И так во всем: на вопрос, задевающий честь или нравственную идею жизни, я поднимал забрало — берите меня таким, каков я есть, я не ищу снисхождения или лазеек. Они открывали счет моих контрибуций в Миссури или Теннесси, надеясь, что я, подобно Шейлоку, затею свой торг; а я не оспаривал и преувеличенных счетов. Они обвиняли меня в жестокости, уверяя, что разоренный погреб обречет на голод семью враждебного плантатора, я отвечал им примерами истинной бесчеловечности мятежников, не уступающей жестокостью мадридским аутодафе или сивашской расправе Тамерлана. Главный судья выкладывал на зеленом столе замысловатые фигуры, я прихватывал в руке биту, как некогда в Новочеркасске на плацу, и вышибал фигуру с одного удара. Я будто понукал суд, переводил его с рыси на бешеный галоп, только бы поскорее уйти из зала, где не оставалось никого близкого, кроме понурого Джозефа Скотта. Но последнее слово я говорил медленно, в надежде и самому запомнить свои слова: Медилл ждал их за дверями суда, они появятся в чикагской газете, и типографская Америка начнет кроить и перекраивать их, всяк на свой лад.

Я говорил о силе Конфедерации, которая не имеет ни столицы, ни крепостей, но собрала большую и отчаянно дерущуюся армию. Вся сила Конфедерации — в ее армии, и только в ее армии. И всю нашу силу надо направить единственно против этой армии: сражаться с ней большой массой. Многие думают, что война быстро придет к концу — мятежникам не хватит припасов и военных материалов. Наивные надежды! Когда вся энергия народа отдается армии, такая армия не может нуждаться ни в чем. Сжигается имение, южанин перейдет в хибару; сносится хибара, он поживет и в шалаше, но его щедрая земля снова родит пшеницу и кукурузу, а среди болот и лесов — сохранятся сотни тысяч быков и свиней. Исполненный решимости народ может долгое время терпеть любую нужду. В 1812 году русских охватил страстный патриотизм, доходивший почти до фанатизма: всюду, где шли французы, сжигался каждый дом, каждая хижина и стог сена на пятьдесят миль в ширину: огромный, страшный пожар охватил и Москву, и только Кремль, с его каменными соборами и дворцами, уцелел. Его высокие стены и башни мрачно стояли посреди горящей столицы…

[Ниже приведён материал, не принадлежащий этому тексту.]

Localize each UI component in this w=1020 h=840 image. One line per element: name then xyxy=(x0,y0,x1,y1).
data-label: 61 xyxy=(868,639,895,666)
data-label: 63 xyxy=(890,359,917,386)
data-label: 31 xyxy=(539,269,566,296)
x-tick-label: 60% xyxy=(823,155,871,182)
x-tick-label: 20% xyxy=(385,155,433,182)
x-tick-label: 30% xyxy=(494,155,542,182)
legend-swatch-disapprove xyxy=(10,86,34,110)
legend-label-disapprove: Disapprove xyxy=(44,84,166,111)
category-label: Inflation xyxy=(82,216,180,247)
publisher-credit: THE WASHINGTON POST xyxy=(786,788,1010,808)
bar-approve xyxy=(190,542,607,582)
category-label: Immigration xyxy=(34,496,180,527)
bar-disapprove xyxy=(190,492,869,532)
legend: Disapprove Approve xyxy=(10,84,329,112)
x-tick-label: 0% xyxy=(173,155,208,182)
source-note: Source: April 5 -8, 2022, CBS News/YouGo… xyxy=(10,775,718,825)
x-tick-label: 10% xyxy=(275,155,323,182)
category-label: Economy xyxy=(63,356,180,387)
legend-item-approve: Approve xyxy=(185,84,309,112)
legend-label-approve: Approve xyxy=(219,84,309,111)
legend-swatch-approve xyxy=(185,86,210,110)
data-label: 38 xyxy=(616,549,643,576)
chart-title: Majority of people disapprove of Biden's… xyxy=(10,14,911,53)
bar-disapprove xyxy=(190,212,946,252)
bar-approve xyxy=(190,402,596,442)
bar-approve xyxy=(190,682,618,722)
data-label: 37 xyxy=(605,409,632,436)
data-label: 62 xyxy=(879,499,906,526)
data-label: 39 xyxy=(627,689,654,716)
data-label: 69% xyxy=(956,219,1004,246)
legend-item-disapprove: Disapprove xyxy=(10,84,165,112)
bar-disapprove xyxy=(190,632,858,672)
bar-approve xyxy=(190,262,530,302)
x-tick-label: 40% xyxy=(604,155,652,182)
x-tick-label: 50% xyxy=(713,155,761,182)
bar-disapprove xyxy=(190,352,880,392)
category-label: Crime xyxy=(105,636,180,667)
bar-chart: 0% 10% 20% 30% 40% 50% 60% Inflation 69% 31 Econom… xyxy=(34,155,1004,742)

Кончился ропот эполетной толпы, крики «Позор!», — они стали прислушиваться к моим словам, хмуро, но внимательно.

Конфедерация не склонит флага из-за нужды, уверял я их. Англичане, как и прежде, дадут ей оружие, снаряды и пули, обувь и одеяла. Я не раз возвращался к войне на севере Алабамы, говорил о неизбежном оставлении Хантсвилла, о том, что в зале, где теперь судят офицера республики, мятежники еще вознесут хвалу господу, который послал им столь нерешительных генералов. В зале ждали имени Бюэлла, но я обманул их надежды, говоря не о Бюэлле, а о том, что в решающий час у политиков мы видим все ту же грязь и низость.